U.S.-China talks Pompeo: China’s Communist Party uses dialogue as a delaying tactic

The high-level U.S.-China talks in Alaska on the 18th and 19th were once the focus of much attention. Former Secretary of State Mike Pompeo warned the Biden administration to look beyond the talks and see the Chinese Communist Party‘s rhetoric for what it is. He also cautioned that the Communist Party was using the dialogue with the U.S. “as a delaying tactic.

Pompeo was interviewed by the National Review on March 18. He was asked about the high-level U.S.-China talks held that day in Alaska. Pompeo’s successor, new Secretary of State Antony Blinken, and National Security Advisor Jake Sullivan met in Alaska with top Chinese diplomat Yang Jiechi and Foreign Minister Wang Yi.

During the meeting, the U.S. side raised the issues of Hong Kong and Taiwan and the Chinese Communist Party’s genocide in Xinjiang, to which Yang Jiechi immediately retorted that the U.S. was interfering in internal affairs.

No joint statement was issued at the end of the U.S.-China meeting on Friday (March 19); although both sides said the talks were useful, they remained on their own and did not even mention follow-up talks.
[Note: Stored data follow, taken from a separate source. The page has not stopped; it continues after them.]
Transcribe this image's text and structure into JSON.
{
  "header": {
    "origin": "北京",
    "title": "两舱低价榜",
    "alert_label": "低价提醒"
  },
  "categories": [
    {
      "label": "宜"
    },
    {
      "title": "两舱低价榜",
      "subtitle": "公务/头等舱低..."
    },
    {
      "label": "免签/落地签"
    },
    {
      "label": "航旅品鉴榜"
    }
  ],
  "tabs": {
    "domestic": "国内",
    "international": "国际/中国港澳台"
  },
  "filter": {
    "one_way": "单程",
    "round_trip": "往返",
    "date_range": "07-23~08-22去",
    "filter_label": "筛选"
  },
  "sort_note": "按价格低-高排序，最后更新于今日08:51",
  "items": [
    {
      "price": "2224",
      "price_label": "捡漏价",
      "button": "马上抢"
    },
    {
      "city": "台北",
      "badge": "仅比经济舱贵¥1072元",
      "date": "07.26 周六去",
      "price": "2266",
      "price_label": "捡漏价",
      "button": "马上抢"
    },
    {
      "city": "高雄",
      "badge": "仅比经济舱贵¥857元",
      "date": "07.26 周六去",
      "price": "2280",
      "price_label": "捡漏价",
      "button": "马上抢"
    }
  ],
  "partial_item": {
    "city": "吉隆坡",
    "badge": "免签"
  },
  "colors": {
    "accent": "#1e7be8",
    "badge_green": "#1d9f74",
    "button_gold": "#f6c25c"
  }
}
Senior U.S. officials ended the talks Friday by saying the meeting was useful, but did not say whether the two sides reached any specific agreements.

Sullivan said, “We will continue to work with the Chinese side and move forward.”

Pompeo, for his part, warned U.S. officials to be wary of the Chinese Communist Party’s all talk and no action. He told National Review that he has actually shared with the Biden Administration his previous experience meeting with Chinese Communist Party officials, and they have tried to accept it.

Pompeo warned the Biden administration that Chinese Communist Party officials “use dialogue as a delaying tactic. He also disclosed that his meeting with Yang Jiechi in Hawaii last year was at the request of the Chinese, and that when Chinese Communist Party officials showed up, they had no desire to change their behavior.

During the interview, Pompeo offered a simple exhortation to the Biden administration based on his experience with the CCP’s delaying tactics. “They (the CCP) are not slowing us down at all, and I hope that this administration will see the true nature of that talk (CCP) rhetoric and gauge how they (Biden administration officials) will respond to China (CCP), not with tough talk, but with their actions.”

In a March 18 interview with Newsmax News, Pompeo also cautioned U.S. officials who are in talks with the Chinese side to be wary of the CCP’s ill-intentioned use of delaying tactics to gain an advantage.

Pompeo also met with Yang Jiechi in June of last year. He referred to that meeting in his China-heavy speech last July. He said the Chinese side was doing the same old thing: talking a lot, but not actually offering to change its behavior. He said Yang Jiechi’s promises, like those made by many Chinese officials, were “hollow.

He also stressed at the Time that “my experience has led me to the central understanding that the only way to really change communist China is not based on what they say, but on how they [the CCP] act.”